P. Alimoradian, F. Rakhshandehroo, M. Shams-bakhsh
doi: 10.4454/JPP.V96I4.005
In May 2014, mottling and chlorotic spots with necrotic margins were observed on the leaves of fig plants growing outdoor and private gardens in the Karaj district of Alburz (Iran). Based on symptoms, the involvement of Fig badnavirus-1 [FBV-1 (genus Badnavirus, family Caulimoviridae)] in disease aetiology was suspected. Mechanical inoculations of crude sap from symptomatic leaves extracted in 0.1 M phosphate buffer pH 7.2 containing 0.01 % Na2SO3 induced a mild mosaic in Cucumis sativus, vein clearing in Cucurbita pepo and Nicotiana tabacum cv. Samsun, whereas Phaseolus vulgaris remained symptomless.
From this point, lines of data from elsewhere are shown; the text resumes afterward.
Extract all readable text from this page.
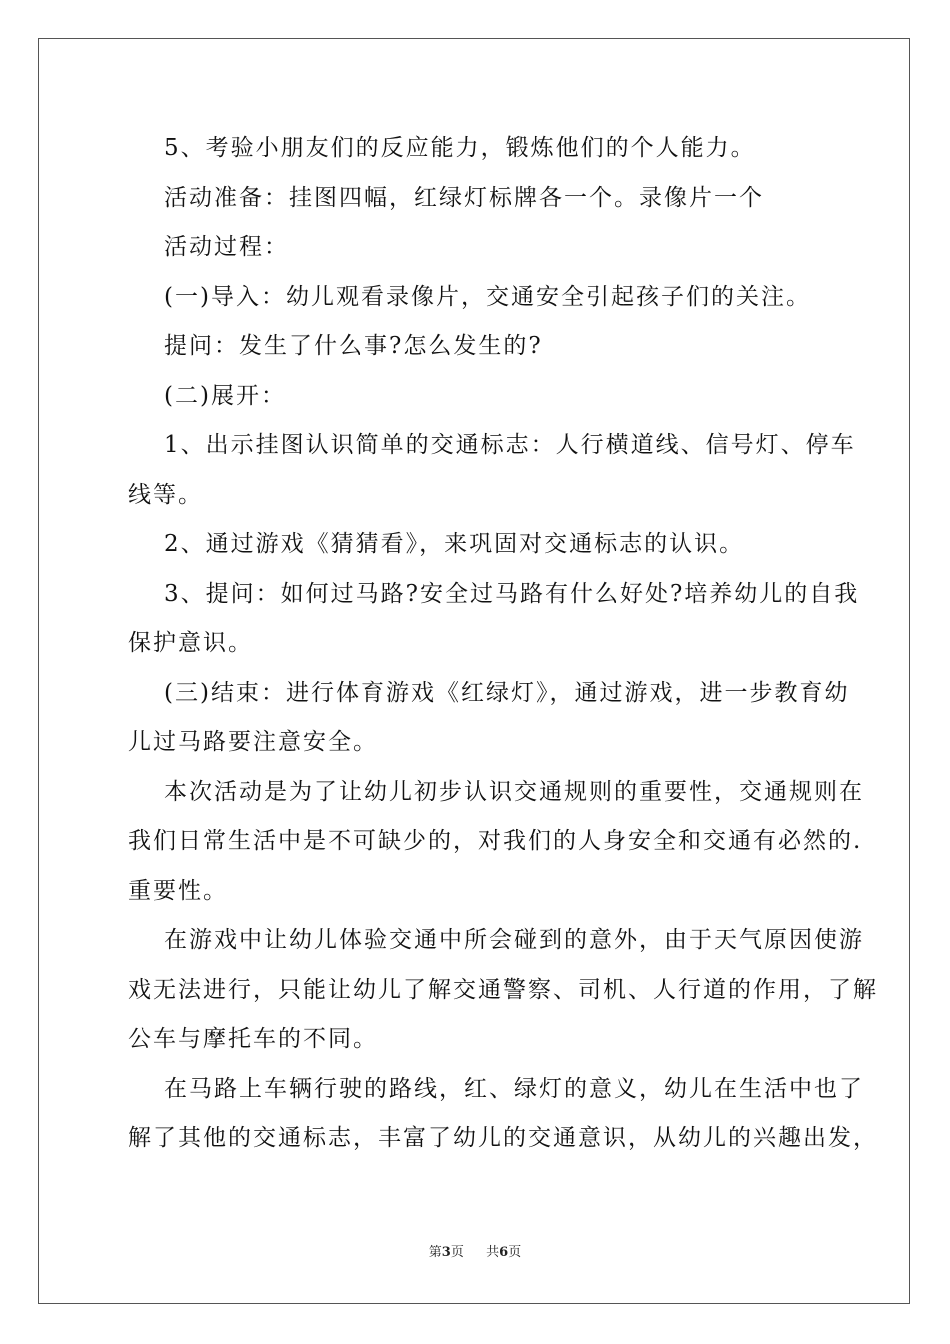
5、考验小朋友们的反应能力，锻炼他们的个人能力。
活动准备：挂图四幅，红绿灯标牌各一个。录像片一个
活动过程：
(一)导入：幼儿观看录像片，交通安全引起孩子们的关注。
提问：发生了什么事?怎么发生的?
(二)展开：
1、出示挂图认识简单的交通标志：人行横道线、信号灯、停车
线等。
2、通过游戏《猜猜看》，来巩固对交通标志的认识。
3、提问：如何过马路?安全过马路有什么好处?培养幼儿的自我
保护意识。
(三)结束：进行体育游戏《红绿灯》，通过游戏，进一步教育幼
儿过马路要注意安全。
本次活动是为了让幼儿初步认识交通规则的重要性，交通规则在
我们日常生活中是不可缺少的，对我们的人身安全和交通有必然的.
重要性。
在游戏中让幼儿体验交通中所会碰到的意外，由于天气原因使游
戏无法进行，只能让幼儿了解交通警察、司机、人行道的作用，了解
公车与摩托车的不同。
在马路上车辆行驶的路线，红、绿灯的意义，幼儿在生活中也了
解了其他的交通标志，丰富了幼儿的交通意识，从幼儿的兴趣出发，
第3页 共6页
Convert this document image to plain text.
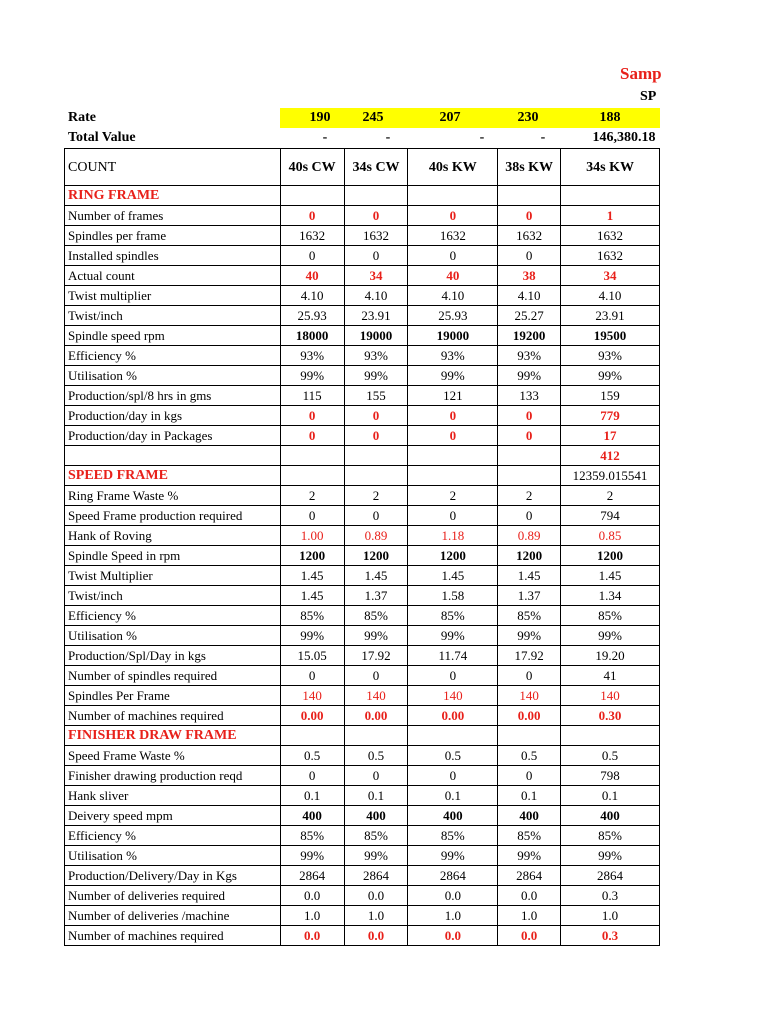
Samp
SP
Rate	190	245	207	230	188
Total Value	-	-	-	-	146,380.18
COUNT	40s CW	34s CW	40s KW	38s KW	34s KW
RING FRAME					
Number of frames	0	0	0	0	1
Spindles per frame	1632	1632	1632	1632	1632
Installed spindles	0	0	0	0	1632
Actual count	40	34	40	38	34
Twist multiplier	4.10	4.10	4.10	4.10	4.10
Twist/inch	25.93	23.91	25.93	25.27	23.91
Spindle speed rpm	18000	19000	19000	19200	19500
Efficiency %	93%	93%	93%	93%	93%
Utilisation %	99%	99%	99%	99%	99%
Production/spl/8 hrs in gms	115	155	121	133	159
Production/day in kgs	0	0	0	0	779
Production/day in Packages	0	0	0	0	17
					412
SPEED FRAME					12359.015541
Ring Frame Waste %	2	2	2	2	2
Speed Frame production required	0	0	0	0	794
Hank of Roving	1.00	0.89	1.18	0.89	0.85
Spindle Speed in rpm	1200	1200	1200	1200	1200
Twist Multiplier	1.45	1.45	1.45	1.45	1.45
Twist/inch	1.45	1.37	1.58	1.37	1.34
Efficiency %	85%	85%	85%	85%	85%
Utilisation %	99%	99%	99%	99%	99%
Production/Spl/Day in kgs	15.05	17.92	11.74	17.92	19.20
Number of spindles required	0	0	0	0	41
Spindles Per Frame	140	140	140	140	140
Number of machines required	0.00	0.00	0.00	0.00	0.30
FINISHER DRAW FRAME					
Speed Frame Waste %	0.5	0.5	0.5	0.5	0.5
Finisher drawing production reqd	0	0	0	0	798
Hank sliver	0.1	0.1	0.1	0.1	0.1
Deivery speed mpm	400	400	400	400	400
Efficiency %	85%	85%	85%	85%	85%
Utilisation %	99%	99%	99%	99%	99%
Production/Delivery/Day in Kgs	2864	2864	2864	2864	2864
Number of deliveries required	0.0	0.0	0.0	0.0	0.3
Number of deliveries /machine	1.0	1.0	1.0	1.0	1.0
Number of machines required	0.0	0.0	0.0	0.0	0.3
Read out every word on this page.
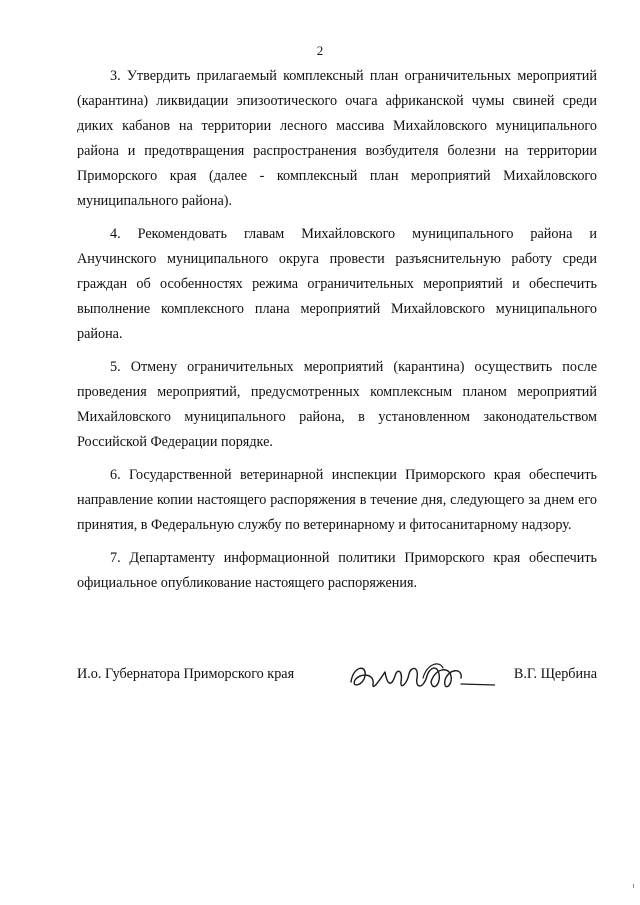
2

3. Утвердить прилагаемый комплексный план ограничительных мероприятий (карантина) ликвидации эпизоотического очага африканской чумы свиней среди диких кабанов на территории лесного массива Михайловского муниципального района и предотвращения распространения возбудителя болезни на территории Приморского края (далее - комплексный план мероприятий Михайловского муниципального района).

4. Рекомендовать главам Михайловского муниципального района и Анучинского муниципального округа провести разъяснительную работу среди граждан об особенностях режима ограничительных мероприятий и обеспечить выполнение комплексного плана мероприятий Михайловского муниципального района.

5. Отмену ограничительных мероприятий (карантина) осуществить после проведения мероприятий, предусмотренных комплексным планом мероприятий Михайловского муниципального района, в установленном законодательством Российской Федерации порядке.

6. Государственной ветеринарной инспекции Приморского края обеспечить направление копии настоящего распоряжения в течение дня, следующего за днем его принятия, в Федеральную службу по ветеринарному и фитосанитарному надзору.

7. Департаменту информационной политики Приморского края обеспечить официальное опубликование настоящего распоряжения.

И.о. Губернатора Приморского края	В.Г. Щербина
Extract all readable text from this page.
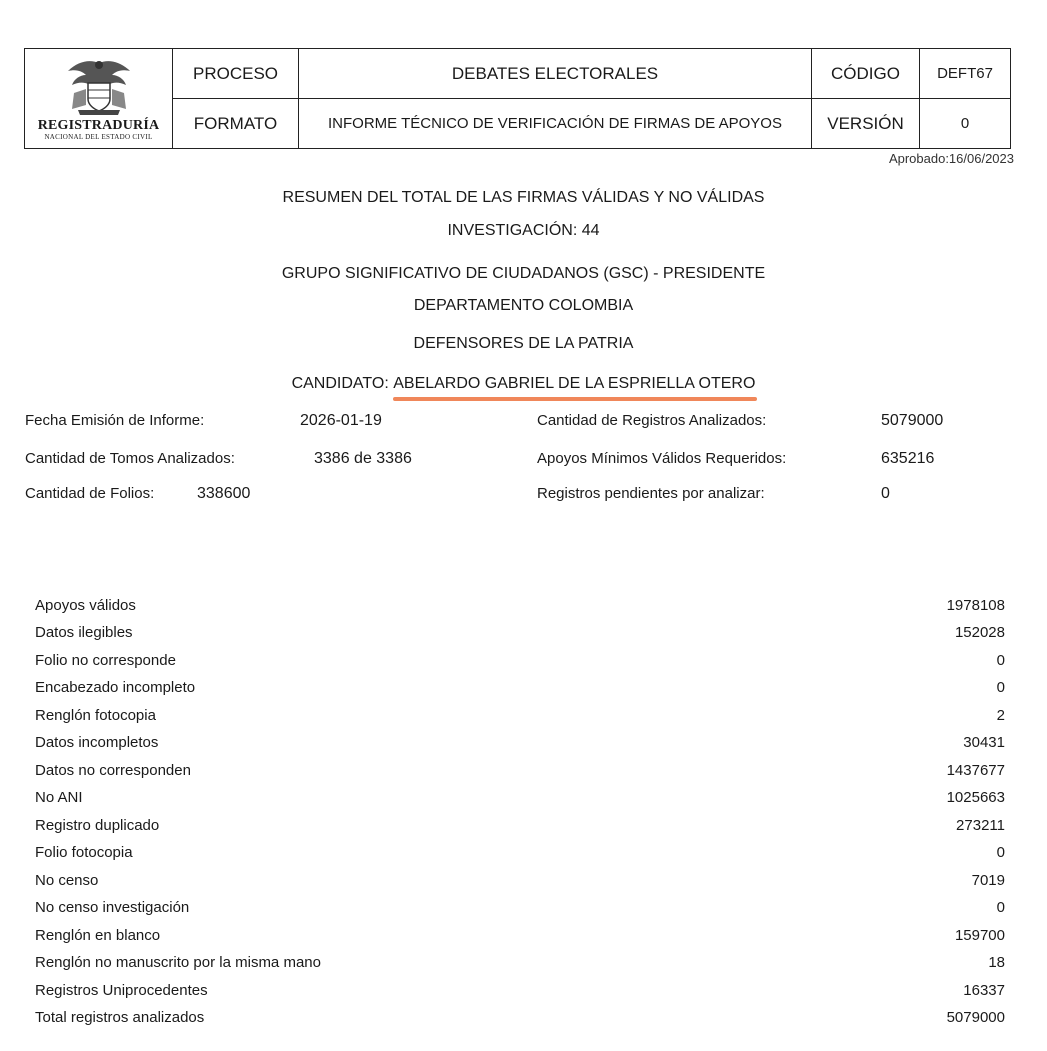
REGISTRADURÍA
NACIONAL DEL ESTADO CIVIL	PROCESO	DEBATES ELECTORALES	CÓDIGO	DEFT67
	FORMATO	INFORME TÉCNICO DE VERIFICACIÓN DE FIRMAS DE APOYOS	VERSIÓN	0
Aprobado:16/06/2023
RESUMEN DEL TOTAL DE LAS FIRMAS VÁLIDAS Y NO VÁLIDAS
INVESTIGACIÓN: 44
GRUPO SIGNIFICATIVO DE CIUDADANOS (GSC) - PRESIDENTE
DEPARTAMENTO COLOMBIA
DEFENSORES DE LA PATRIA
CANDIDATO: ABELARDO GABRIEL DE LA ESPRIELLA OTERO
Fecha Emisión de Informe:	2026-01-19
Cantidad de Tomos Analizados:	3386 de 3386
Cantidad de Folios:	338600
Cantidad de Registros Analizados:	5079000
Apoyos Mínimos Válidos Requeridos:	635216
Registros pendientes por analizar:	0
Apoyos válidos	1978108
Datos ilegibles	152028
Folio no corresponde	0
Encabezado incompleto	0
Renglón fotocopia	2
Datos incompletos	30431
Datos no corresponden	1437677
No ANI	1025663
Registro duplicado	273211
Folio fotocopia	0
No censo	7019
No censo investigación	0
Renglón en blanco	159700
Renglón no manuscrito por la misma mano	18
Registros Uniprocedentes	16337
Total registros analizados	5079000
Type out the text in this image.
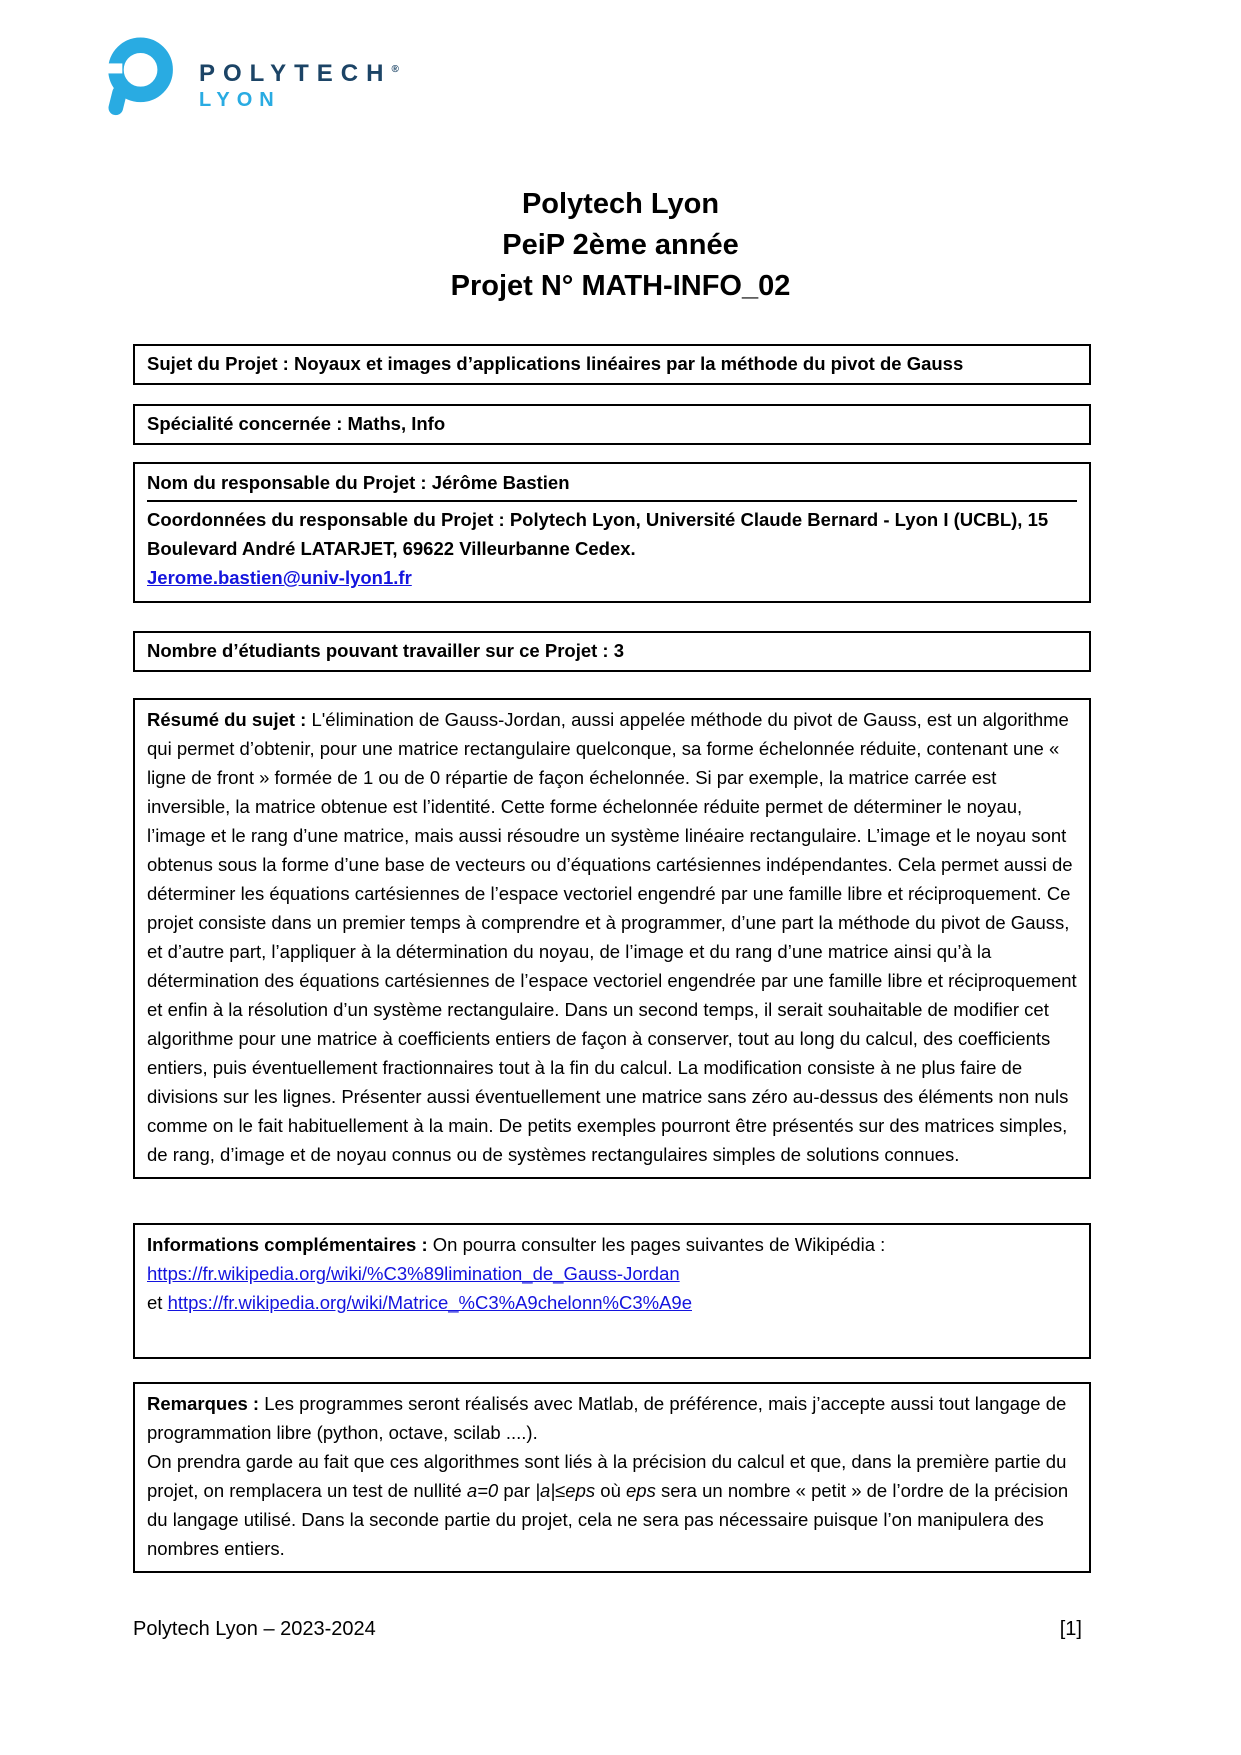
POLYTECH®
LYON
Polytech Lyon
PeiP 2ème année
Projet N° MATH-INFO_02
Sujet du Projet : Noyaux et images d’applications linéaires par la méthode du pivot de Gauss
Spécialité concernée : Maths, Info
Nom du responsable du Projet : Jérôme Bastien
Coordonnées du responsable du Projet : Polytech Lyon, Université Claude Bernard - Lyon I (UCBL), 15 Boulevard André LATARJET, 69622 Villeurbanne Cedex.
Jerome.bastien@univ-lyon1.fr
Nombre d’étudiants pouvant travailler sur ce Projet : 3
Résumé du sujet : L'élimination de Gauss-Jordan, aussi appelée méthode du pivot de Gauss, est un algorithme qui permet d’obtenir, pour une matrice rectangulaire quelconque, sa forme échelonnée réduite, contenant une « ligne de front » formée de 1 ou de 0 répartie de façon échelonnée. Si par exemple, la matrice carrée est inversible, la matrice obtenue est l’identité. Cette forme échelonnée réduite permet de déterminer le noyau, l’image et le rang d’une matrice, mais aussi résoudre un système linéaire rectangulaire. L’image et le noyau sont obtenus sous la forme d’une base de vecteurs ou d’équations cartésiennes indépendantes. Cela permet aussi de déterminer les équations cartésiennes de l’espace vectoriel engendré par une famille libre et réciproquement. Ce projet consiste dans un premier temps à comprendre et à programmer, d’une part la méthode du pivot de Gauss, et d’autre part, l’appliquer à la détermination du noyau, de l’image et du rang d’une matrice ainsi qu’à la détermination des équations cartésiennes de l’espace vectoriel engendrée par une famille libre et réciproquement et enfin à la résolution d’un système rectangulaire. Dans un second temps, il serait souhaitable de modifier cet algorithme pour une matrice à coefficients entiers de façon à conserver, tout au long du calcul, des coefficients entiers, puis éventuellement fractionnaires tout à la fin du calcul. La modification consiste à ne plus faire de divisions sur les lignes. Présenter aussi éventuellement une matrice sans zéro au-dessus des éléments non nuls comme on le fait habituellement à la main. De petits exemples pourront être présentés sur des matrices simples, de rang, d’image et de noyau connus ou de systèmes rectangulaires simples de solutions connues.
Informations complémentaires : On pourra consulter les pages suivantes de Wikipédia :
https://fr.wikipedia.org/wiki/%C3%89limination_de_Gauss-Jordan
et https://fr.wikipedia.org/wiki/Matrice_%C3%A9chelonn%C3%A9e
Remarques : Les programmes seront réalisés avec Matlab, de préférence, mais j’accepte aussi tout langage de programmation libre (python, octave, scilab ....).
On prendra garde au fait que ces algorithmes sont liés à la précision du calcul et que, dans la première partie du projet, on remplacera un test de nullité a=0 par |a|≤eps où eps sera un nombre « petit » de l’ordre de la précision du langage utilisé. Dans la seconde partie du projet, cela ne sera pas nécessaire puisque l’on manipulera des nombres entiers.
Polytech Lyon – 2023-2024	[1]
Twenty leaf samples from five fig gardens were randomly collected and tested for the presence of FBV-1 by PCR using total DNA extracted from leaf samples (Dellaporta et al., 1983) and primers 580F/1650R as described by Laney et al. (2012). Two out of the 20 samples tested proved to be infected with FBV-1, as shown by amplification of a 1070 bp DNA fragment encompassing ORF1, ORF2 and ORF3 of the viral genome. BLAST analysis of the FBV-1 sequences from Iran (GenBank accession Nos. KM610208 and KM610209) showed 98% and 91-97% identity at the nucleotide and amino acid levels, respectively, with the corresponding FBV-1 sequences available in GenBank. The presence of FBV-1 was also confirmed by PCR in inoculated herbaceous indicators. FBV-1 is known to occur in fig trees in different countries worldwide (Minafra et al., 2012), however, to the best of our knowledge, this is the first record from Iran.